The Aboriginal community in which the digital storytelling project will be conducted should be informed about the planned digital storytelling project at the start of project planning, to solicit guidance and feedback on the project, to promote interest in the project, and to identify potential project partnerships. The importance of doing the project should be emphasized. The community consultations may also present an opportunity to solicit financial or in-kind support for the project.
2. Define the specific focus, goals and objectives, and participant profile for the project.

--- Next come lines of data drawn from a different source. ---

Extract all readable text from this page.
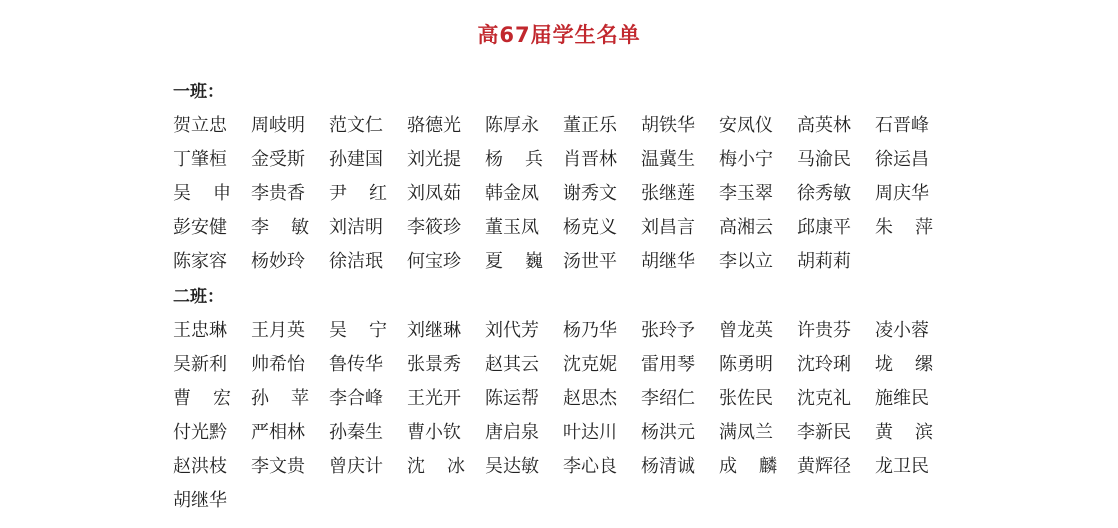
高67届学生名单
一班：
贺立忠 周岐明 范文仁 骆德光 陈厚永 董正乐 胡铁华 安凤仪 高英林 石晋峰
丁肇桓 金受斯 孙建国 刘光提 杨 兵 肖晋林 温冀生 梅小宁 马渝民 徐运昌
吴 申 李贵香 尹 红 刘凤茹 韩金凤 谢秀文 张继莲 李玉翠 徐秀敏 周庆华
彭安健 李 敏 刘洁明 李筱珍 董玉凤 杨克义 刘昌言 高湘云 邱康平 朱 萍
陈家容 杨妙玲 徐洁珉 何宝珍 夏 巍 汤世平 胡继华 李以立 胡莉莉
二班：
王忠琳 王月英 吴 宁 刘继琳 刘代芳 杨乃华 张玲予 曾龙英 许贵芬 凌小蓉
吴新利 帅希怡 鲁传华 张景秀 赵其云 沈克妮 雷用琴 陈勇明 沈玲琍 垅 缧
曹 宏 孙 苹 李合峰 王光开 陈运帮 赵思杰 李绍仁 张佐民 沈克礼 施维民
付光黔 严相林 孙秦生 曹小钦 唐启泉 叶达川 杨洪元 满凤兰 李新民 黄 滨
赵洪枝 李文贵 曾庆计 沈 冰 吴达敏 李心良 杨清诚 成 麟 黄辉径 龙卫民
胡继华
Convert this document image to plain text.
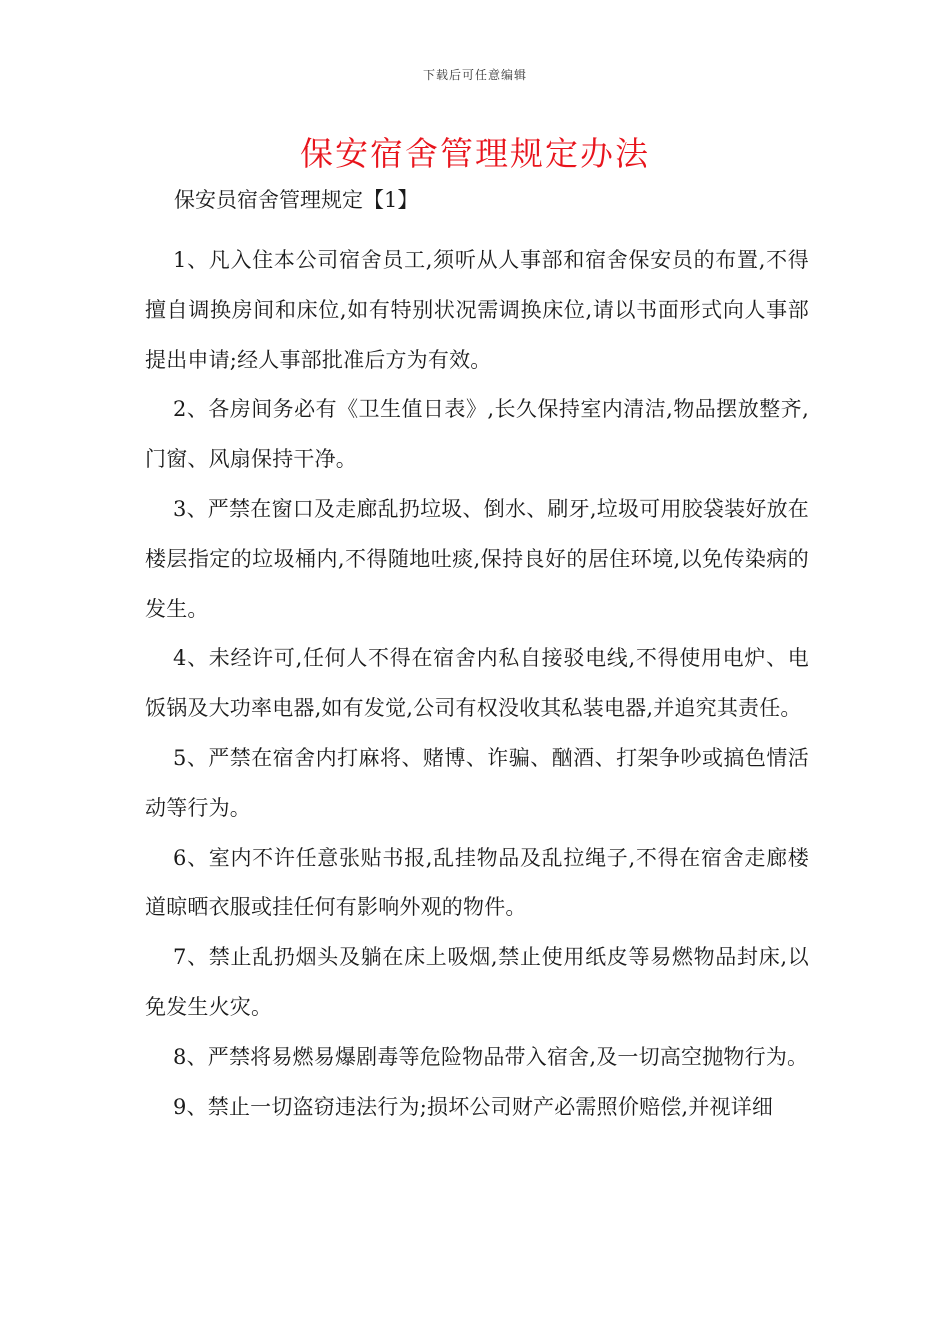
下载后可任意编辑
保安宿舍管理规定办法
保安员宿舍管理规定【1】

1、凡入住本公司宿舍员工,须听从人事部和宿舍保安员的布置,不得擅自调换房间和床位,如有特别状况需调换床位,请以书面形式向人事部提出申请;经人事部批准后方为有效。

2、各房间务必有《卫生值日表》,长久保持室内清洁,物品摆放整齐,门窗、风扇保持干净。

3、严禁在窗口及走廊乱扔垃圾、倒水、刷牙,垃圾可用胶袋装好放在楼层指定的垃圾桶内,不得随地吐痰,保持良好的居住环境,以免传染病的发生。

4、未经许可,任何人不得在宿舍内私自接驳电线,不得使用电炉、电饭锅及大功率电器,如有发觉,公司有权没收其私装电器,并追究其责任。

5、严禁在宿舍内打麻将、赌博、诈骗、酗酒、打架争吵或搞色情活动等行为。

6、室内不许任意张贴书报,乱挂物品及乱拉绳子,不得在宿舍走廊楼道晾晒衣服或挂任何有影响外观的物件。

7、禁止乱扔烟头及躺在床上吸烟,禁止使用纸皮等易燃物品封床,以免发生火灾。

8、严禁将易燃易爆剧毒等危险物品带入宿舍,及一切高空抛物行为。

9、禁止一切盗窃违法行为;损坏公司财产必需照价赔偿,并视详细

What are the reasons for doing the digital storytelling project? What will be accomplished as a result of the project? Why is the project important to do? Who will be the digital storytellers involved in the project? What types of messages are anticipated from the project participants? Who will be the target audience to hear these messages? Will the participant group include children of survivors or residential school survivors? Will the project involve women or men? With which Aboriginal group will participants identify? Will participants belong to any other social group? Will persons under the age of 18 years be permitted to participate in the project? What protective measures need to be established for involving under age participants in the project? How many participants will be included in the participant group?

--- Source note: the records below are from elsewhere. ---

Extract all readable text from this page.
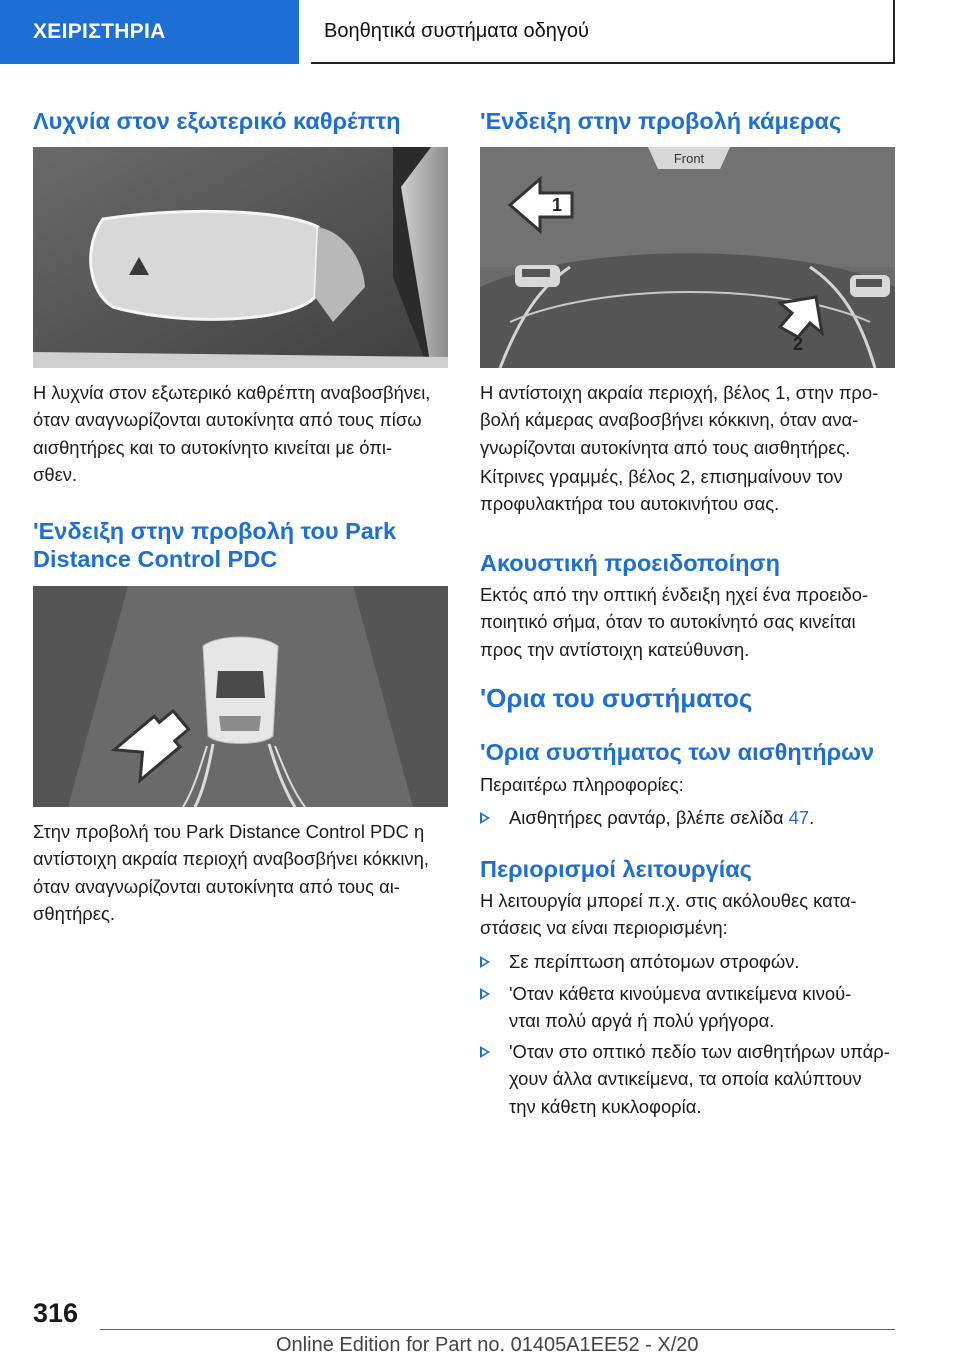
ΧΕΙΡΙΣΤΗΡΙΑ	Βοηθητικά συστήματα οδηγού
Λυχνία στον εξωτερικό καθρέπτη

Η λυχνία στον εξωτερικό καθρέπτη αναβοσβήνει,
όταν αναγνωρίζονται αυτοκίνητα από τους πίσω
αισθητήρες και το αυτοκίνητο κινείται με όπι-
σθεν.

'Ενδειξη στην προβολή του Park
Distance Control PDC

Στην προβολή του Park Distance Control PDC η
αντίστοιχη ακραία περιοχή αναβοσβήνει κόκκινη,
όταν αναγνωρίζονται αυτοκίνητα από τους αι-
σθητήρες.

'Ενδειξη στην προβολή κάμερας
Front
1
2

Η αντίστοιχη ακραία περιοχή, βέλος 1, στην προ-
βολή κάμερας αναβοσβήνει κόκκινη, όταν ανα-
γνωρίζονται αυτοκίνητα από τους αισθητήρες.

Κίτρινες γραμμές, βέλος 2, επισημαίνουν τον
προφυλακτήρα του αυτοκινήτου σας.

Ακουστική προειδοποίηση

Εκτός από την οπτική ένδειξη ηχεί ένα προειδο-
ποιητικό σήμα, όταν το αυτοκίνητό σας κινείται
προς την αντίστοιχη κατεύθυνση.

'Ορια του συστήματος
'Ορια συστήματος των αισθητήρων

Περαιτέρω πληροφορίες:

Αισθητήρες ραντάρ, βλέπε σελίδα 47.
Περιορισμοί λειτουργίας

Η λειτουργία μπορεί π.χ. στις ακόλουθες κατα-
στάσεις να είναι περιορισμένη:

Σε περίπτωση απότομων στροφών.
'Οταν κάθετα κινούμενα αντικείμενα κινού-
νται πολύ αργά ή πολύ γρήγορα.
'Οταν στο οπτικό πεδίο των αισθητήρων υπάρ-
χουν άλλα αντικείμενα, τα οποία καλύπτουν
την κάθετη κυκλοφορία.
316
Online Edition for Part no. 01405A1EE52 - X/20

3. Develop the project work plan.
Write down all of the steps required to complete the project and how much time and resources it will take to do each of the activities listed below. Be sure to include room for flexibility in the project timeline, to accommodate the particular needs of project participants and any unforeseen circumstances that may arise during the course of the project. The work plan should include preliminary options for sharing the digital stories upon completion of the project. The project work plan will need to be revised, as the project planning and activities progress.
4. Create the project budget.
Using the draft work plan as a reference, make a list of all expenses associated with each phase and workshop session of the project, including costs for contract fees and honoraria, gift giving and other cultural protocols, travel and accommodations, venue and meeting space, technical equipment and supplies, and food and catering. Determine whether any space or equipment (i.e., image scanner, photocopier, printer, audio recording devices, image projector) may be borrowed or donated, as in-kind support.
5. Develop the project tools.
With a clear outline of the focus, goals and objectives of the project, and a tentative idea of the project timeline and schedule of activities, prepare all of the documents that will be required to do the project, including relevant checklists, the call for participants, workshop agendas and facilitation notes, the consent form and various release forms, and the honorarium receipt. Any hand-outs that will be required for the different workshop sessions of the project may also be gathered and prepared.
6. Apply for project funding.
With a project budget and work plan in place and potential sources of financial and in-kind support identified, it may be necessary to apply for grant funding to support the project. The request for funding should clearly outline the project plan, the amount of funding required to successfully complete the project, and why it is important to do the project.